2D variant of packed Shamir secret sharing

The natural generalisation of SSS to a bivariate polynomial ring runs into issues due to the need to sample both variable without repetition. It's also not clear what the advantages of such a scheme might be.

Consider the bivariate polynomial over a finite field $$F(X,Y)=\sum_{i=0}^m\sum_{j=0}^n f_{i,j}X^iY^j$$ this has $mn$ coefficients and we can designate the constant term $f_{0,0}$ to be our secret while sampling the other coefficients uniformly from the field. From an information perspective, to recover all coefficients would require at least $mn$ sample evaluations.

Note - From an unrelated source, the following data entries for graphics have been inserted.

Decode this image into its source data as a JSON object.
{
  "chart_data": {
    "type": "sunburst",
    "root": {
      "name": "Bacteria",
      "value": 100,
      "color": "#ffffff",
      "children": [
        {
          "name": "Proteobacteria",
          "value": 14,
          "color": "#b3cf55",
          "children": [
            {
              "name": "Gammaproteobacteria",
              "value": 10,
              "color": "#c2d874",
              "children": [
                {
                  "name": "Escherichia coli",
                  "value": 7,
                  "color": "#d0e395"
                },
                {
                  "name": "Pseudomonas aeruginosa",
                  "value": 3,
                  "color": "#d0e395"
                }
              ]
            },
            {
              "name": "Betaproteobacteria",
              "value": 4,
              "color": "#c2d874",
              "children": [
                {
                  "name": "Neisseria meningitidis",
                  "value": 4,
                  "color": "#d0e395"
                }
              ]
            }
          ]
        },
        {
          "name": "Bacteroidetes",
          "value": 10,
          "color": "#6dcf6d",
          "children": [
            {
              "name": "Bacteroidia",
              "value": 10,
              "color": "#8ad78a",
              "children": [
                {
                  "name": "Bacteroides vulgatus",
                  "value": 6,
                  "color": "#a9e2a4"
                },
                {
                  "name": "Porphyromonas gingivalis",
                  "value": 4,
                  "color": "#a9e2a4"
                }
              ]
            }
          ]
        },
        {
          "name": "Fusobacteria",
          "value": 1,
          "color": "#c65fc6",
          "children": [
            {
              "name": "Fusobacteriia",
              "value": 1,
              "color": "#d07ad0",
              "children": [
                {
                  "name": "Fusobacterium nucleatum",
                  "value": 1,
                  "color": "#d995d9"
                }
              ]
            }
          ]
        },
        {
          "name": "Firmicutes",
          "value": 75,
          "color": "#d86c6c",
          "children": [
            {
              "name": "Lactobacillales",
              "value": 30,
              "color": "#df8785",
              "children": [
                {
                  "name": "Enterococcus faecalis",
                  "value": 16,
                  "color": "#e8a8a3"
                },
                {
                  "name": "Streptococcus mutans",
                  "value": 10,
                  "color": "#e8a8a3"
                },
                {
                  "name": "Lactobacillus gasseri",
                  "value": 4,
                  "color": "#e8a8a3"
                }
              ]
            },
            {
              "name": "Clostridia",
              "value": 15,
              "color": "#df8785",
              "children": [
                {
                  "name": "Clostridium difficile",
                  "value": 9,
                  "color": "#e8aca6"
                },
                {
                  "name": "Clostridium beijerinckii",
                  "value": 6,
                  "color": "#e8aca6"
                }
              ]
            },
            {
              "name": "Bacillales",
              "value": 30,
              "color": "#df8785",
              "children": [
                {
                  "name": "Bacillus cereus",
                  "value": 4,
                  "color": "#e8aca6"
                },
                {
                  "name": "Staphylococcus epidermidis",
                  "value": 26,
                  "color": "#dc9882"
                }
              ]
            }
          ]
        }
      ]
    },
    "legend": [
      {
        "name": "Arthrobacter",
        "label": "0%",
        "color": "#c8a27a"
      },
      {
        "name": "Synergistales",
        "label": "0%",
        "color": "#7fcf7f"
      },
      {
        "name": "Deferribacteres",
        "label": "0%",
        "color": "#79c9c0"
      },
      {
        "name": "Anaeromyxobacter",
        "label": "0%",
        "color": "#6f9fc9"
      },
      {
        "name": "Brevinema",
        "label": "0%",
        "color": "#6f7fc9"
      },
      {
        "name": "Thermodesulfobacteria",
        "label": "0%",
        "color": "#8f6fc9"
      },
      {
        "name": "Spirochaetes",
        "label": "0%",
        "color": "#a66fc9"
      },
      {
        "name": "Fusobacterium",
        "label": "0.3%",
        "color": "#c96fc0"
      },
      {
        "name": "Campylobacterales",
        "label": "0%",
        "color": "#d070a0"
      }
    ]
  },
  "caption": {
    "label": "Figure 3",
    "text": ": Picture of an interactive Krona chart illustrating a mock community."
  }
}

However, due to separability, it is possible to recover some coefficients with fewer samples and for us to be unable to recover full information with arbitrarily large sample sets. For example, if we wish to recover $f_{0,0}$, note that $$F(X,Y)=\sum_{i=0}^m G_i(Y)X^j$$ where $$G_i(Y)=\sum_{j=0}^nf_{i,j}Y^j$$ if we restrict our samples to the set $Y=0$, with $m$ samples with distinct $X$ values, we can recover $G_i(0)$ for all $i$ using the 1-D interpolation. In particular, we recover $G_0(0)=f_{0,0}$ which is our secret. Conversely, if we restrict our samples to $Y=1$, after $m$ samples we recover $G_i(1)$ for all $i$ and taking more samples provides no new information. Clearly $G_i(1)$ for $i\neq 0$ is of no help to finding $f_{0,0}$ and determining $f_{0,0}$ from $G_0(1)$ is like trying to recover a 1-D SSS from a single sample. More generally, if we have fewer than $n$ distinct $Y$ values or fewer than $m$ distinct $X$ values, our method cannot succeed in recovering all coefficients.